‘The art of teaching is the art of assisting discovery.’ (Mark Van Doren)
This looks and feels so very different to my own school days. It has been fascinating to explore the spirit and approach to working with students at a Montessori school in Germany over the past few weeks. Laura, an English language teacher from Romania, sets out a creative range of different activities in a classroom. The children look around and choose whichever activity appeals most to them. Every activity involves doing something physical, not just thinking. I’m struck by how the teacher chooses to offer only minimal explanation. Each student works at their own level and pace and problem-solves for themselves, or with others, if they get stuck. The teacher is available – if needed.

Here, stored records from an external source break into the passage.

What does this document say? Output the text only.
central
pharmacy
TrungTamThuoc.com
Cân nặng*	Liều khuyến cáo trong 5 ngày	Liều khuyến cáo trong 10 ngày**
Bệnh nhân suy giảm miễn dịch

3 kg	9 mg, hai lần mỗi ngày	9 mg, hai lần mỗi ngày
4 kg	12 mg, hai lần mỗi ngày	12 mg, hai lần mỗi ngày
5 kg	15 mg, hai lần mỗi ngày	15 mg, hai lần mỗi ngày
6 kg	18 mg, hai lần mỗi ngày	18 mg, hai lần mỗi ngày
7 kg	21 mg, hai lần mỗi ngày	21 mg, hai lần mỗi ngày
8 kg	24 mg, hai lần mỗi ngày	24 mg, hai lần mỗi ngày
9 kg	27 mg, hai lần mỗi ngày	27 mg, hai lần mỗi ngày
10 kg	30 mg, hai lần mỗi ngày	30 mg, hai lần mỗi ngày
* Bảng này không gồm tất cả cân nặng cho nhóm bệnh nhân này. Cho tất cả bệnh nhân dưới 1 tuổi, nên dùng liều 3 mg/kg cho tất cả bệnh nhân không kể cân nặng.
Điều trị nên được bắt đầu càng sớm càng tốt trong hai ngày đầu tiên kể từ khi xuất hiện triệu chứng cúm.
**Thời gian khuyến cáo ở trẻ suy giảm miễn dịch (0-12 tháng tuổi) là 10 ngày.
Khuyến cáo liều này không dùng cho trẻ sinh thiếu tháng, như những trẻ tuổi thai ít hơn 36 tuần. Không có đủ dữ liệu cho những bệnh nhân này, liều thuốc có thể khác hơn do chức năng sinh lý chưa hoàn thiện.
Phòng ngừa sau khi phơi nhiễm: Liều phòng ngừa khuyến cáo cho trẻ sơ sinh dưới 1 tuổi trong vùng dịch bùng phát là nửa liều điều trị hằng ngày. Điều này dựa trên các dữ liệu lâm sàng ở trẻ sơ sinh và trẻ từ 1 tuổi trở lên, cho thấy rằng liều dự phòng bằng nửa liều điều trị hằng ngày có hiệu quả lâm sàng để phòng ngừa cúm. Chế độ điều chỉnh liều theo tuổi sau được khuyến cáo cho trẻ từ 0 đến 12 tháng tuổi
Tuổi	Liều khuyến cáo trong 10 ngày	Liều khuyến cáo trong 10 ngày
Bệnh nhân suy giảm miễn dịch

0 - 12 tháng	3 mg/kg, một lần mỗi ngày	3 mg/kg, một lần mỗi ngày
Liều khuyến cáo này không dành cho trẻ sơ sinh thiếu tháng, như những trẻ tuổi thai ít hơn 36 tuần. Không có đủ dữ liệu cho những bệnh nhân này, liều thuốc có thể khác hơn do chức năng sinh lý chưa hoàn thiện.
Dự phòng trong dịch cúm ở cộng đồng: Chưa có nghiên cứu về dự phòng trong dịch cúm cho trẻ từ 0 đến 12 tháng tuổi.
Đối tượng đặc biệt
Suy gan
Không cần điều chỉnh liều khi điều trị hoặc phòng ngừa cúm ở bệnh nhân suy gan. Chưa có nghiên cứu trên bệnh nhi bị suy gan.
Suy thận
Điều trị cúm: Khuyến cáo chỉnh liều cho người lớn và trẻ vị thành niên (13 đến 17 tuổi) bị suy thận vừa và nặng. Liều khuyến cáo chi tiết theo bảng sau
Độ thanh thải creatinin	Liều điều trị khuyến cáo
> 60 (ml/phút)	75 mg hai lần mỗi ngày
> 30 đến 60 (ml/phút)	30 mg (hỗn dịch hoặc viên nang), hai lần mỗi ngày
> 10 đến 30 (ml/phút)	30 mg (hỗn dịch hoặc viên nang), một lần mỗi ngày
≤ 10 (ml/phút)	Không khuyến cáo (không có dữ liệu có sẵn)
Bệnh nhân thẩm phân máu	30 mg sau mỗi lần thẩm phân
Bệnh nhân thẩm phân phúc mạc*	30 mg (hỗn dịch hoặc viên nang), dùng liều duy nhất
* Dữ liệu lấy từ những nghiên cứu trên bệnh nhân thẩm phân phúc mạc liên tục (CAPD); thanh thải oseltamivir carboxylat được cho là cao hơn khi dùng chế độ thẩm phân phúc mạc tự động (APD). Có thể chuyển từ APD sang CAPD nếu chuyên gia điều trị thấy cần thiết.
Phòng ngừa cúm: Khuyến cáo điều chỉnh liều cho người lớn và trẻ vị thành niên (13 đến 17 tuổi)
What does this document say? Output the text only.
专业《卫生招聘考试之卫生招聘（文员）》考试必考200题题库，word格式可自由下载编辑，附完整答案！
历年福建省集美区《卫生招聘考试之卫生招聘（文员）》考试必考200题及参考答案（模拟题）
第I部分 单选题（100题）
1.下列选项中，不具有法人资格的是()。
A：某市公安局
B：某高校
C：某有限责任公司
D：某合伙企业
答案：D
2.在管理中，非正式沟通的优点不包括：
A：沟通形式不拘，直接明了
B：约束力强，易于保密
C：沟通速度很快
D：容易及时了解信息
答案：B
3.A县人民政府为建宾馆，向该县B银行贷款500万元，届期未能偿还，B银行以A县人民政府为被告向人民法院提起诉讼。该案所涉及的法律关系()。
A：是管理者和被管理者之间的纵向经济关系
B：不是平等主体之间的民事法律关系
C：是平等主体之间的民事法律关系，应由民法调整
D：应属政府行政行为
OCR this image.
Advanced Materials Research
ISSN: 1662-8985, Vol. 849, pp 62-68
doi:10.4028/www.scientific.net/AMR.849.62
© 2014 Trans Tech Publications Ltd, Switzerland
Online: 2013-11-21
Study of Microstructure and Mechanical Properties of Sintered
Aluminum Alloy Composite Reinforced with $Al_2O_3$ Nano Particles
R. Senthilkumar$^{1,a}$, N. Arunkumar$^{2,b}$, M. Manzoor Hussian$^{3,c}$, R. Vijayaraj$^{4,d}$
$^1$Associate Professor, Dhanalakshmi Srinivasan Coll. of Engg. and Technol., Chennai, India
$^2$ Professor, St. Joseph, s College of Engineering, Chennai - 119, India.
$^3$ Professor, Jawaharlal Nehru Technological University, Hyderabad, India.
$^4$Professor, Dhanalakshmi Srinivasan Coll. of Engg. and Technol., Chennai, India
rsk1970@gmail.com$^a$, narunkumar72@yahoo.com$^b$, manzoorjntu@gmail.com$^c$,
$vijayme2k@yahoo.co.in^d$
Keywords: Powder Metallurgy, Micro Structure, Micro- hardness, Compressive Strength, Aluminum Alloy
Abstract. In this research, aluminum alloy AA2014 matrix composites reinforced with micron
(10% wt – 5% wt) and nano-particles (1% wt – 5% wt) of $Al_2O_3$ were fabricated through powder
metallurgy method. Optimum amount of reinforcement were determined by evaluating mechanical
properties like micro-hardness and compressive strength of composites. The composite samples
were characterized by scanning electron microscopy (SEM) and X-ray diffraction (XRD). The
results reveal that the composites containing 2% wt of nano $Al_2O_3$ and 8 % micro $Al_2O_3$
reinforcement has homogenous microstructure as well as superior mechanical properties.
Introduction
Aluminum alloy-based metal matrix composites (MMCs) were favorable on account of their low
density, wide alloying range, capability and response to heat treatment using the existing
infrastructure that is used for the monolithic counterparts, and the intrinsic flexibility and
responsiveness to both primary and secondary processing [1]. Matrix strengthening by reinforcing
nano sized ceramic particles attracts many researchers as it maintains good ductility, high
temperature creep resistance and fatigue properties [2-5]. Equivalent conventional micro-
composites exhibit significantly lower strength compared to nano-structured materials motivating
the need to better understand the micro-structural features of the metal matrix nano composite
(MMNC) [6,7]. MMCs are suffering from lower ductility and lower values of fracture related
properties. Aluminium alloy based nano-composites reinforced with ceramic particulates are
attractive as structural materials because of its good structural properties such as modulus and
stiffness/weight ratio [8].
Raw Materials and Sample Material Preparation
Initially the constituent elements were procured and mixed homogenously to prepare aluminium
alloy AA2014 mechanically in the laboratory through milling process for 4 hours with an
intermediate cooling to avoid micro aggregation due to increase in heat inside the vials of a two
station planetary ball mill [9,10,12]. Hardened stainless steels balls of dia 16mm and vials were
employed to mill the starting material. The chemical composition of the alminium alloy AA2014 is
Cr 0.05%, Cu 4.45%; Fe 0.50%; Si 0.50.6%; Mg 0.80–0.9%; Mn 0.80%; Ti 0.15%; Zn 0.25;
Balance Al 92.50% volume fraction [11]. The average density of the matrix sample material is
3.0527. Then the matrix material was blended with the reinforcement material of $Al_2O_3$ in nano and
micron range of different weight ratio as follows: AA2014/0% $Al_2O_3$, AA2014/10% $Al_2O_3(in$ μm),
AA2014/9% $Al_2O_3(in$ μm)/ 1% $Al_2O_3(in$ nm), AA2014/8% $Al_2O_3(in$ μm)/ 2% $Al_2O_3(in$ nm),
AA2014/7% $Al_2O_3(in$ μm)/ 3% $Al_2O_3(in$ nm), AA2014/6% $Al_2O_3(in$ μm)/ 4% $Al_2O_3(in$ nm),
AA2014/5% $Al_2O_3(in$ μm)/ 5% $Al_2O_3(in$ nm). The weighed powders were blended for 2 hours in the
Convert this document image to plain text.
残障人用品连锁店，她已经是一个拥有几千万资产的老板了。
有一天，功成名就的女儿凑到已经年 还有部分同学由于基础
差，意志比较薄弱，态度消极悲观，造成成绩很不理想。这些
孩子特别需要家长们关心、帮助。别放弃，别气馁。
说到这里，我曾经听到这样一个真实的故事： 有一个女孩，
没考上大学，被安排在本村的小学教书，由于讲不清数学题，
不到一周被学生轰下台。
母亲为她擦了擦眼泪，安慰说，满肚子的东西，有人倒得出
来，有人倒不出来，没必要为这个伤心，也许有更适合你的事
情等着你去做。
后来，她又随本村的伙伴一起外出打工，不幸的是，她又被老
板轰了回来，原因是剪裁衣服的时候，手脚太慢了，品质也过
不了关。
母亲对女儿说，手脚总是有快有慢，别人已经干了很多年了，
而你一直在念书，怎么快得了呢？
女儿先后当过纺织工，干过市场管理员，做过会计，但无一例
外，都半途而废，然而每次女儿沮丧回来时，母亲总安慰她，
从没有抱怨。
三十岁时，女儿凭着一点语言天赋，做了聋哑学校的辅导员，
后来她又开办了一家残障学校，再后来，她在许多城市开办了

Kathrin, a maths teacher, invites the students to sit in a circle and introduces me, briefly. She invites the students to practise English by asking me questions directly, questions to which the answer must be a number. They ask, ‘How tall are you?’, ‘How much do you weigh?’, ‘What’s your shoe size?’, ‘What did your trainers cost?’ etc. We notice that the measures I use in the UK are different to those they use in Germany. This sparks curiosity and the students work out how to convert the numbers I give them into those that are meaningful for them. The teacher writes each number on a large sheet of paper, then uses those numbers as the basis for introducing a maths method for that day.
Melina, also an English language teacher, from Mexico, works with those students who find learning difficult. She uses a creative range of short, energetic, and fast-paced techniques that capture and hold their attention. Again, I’m struck by the use of physicality in the activities she facilitates. She adopts an evocative elicitation-based stance, stimulating the students to lead the activities, to play an active role and to work out the answers for themselves. (I noticed my own temptation to step in if they got stuck and, paradoxically, how often they didn’t need my help – if I simply allowed them time and space to resolve their own challenges). I'm a student among students and I feel inspired.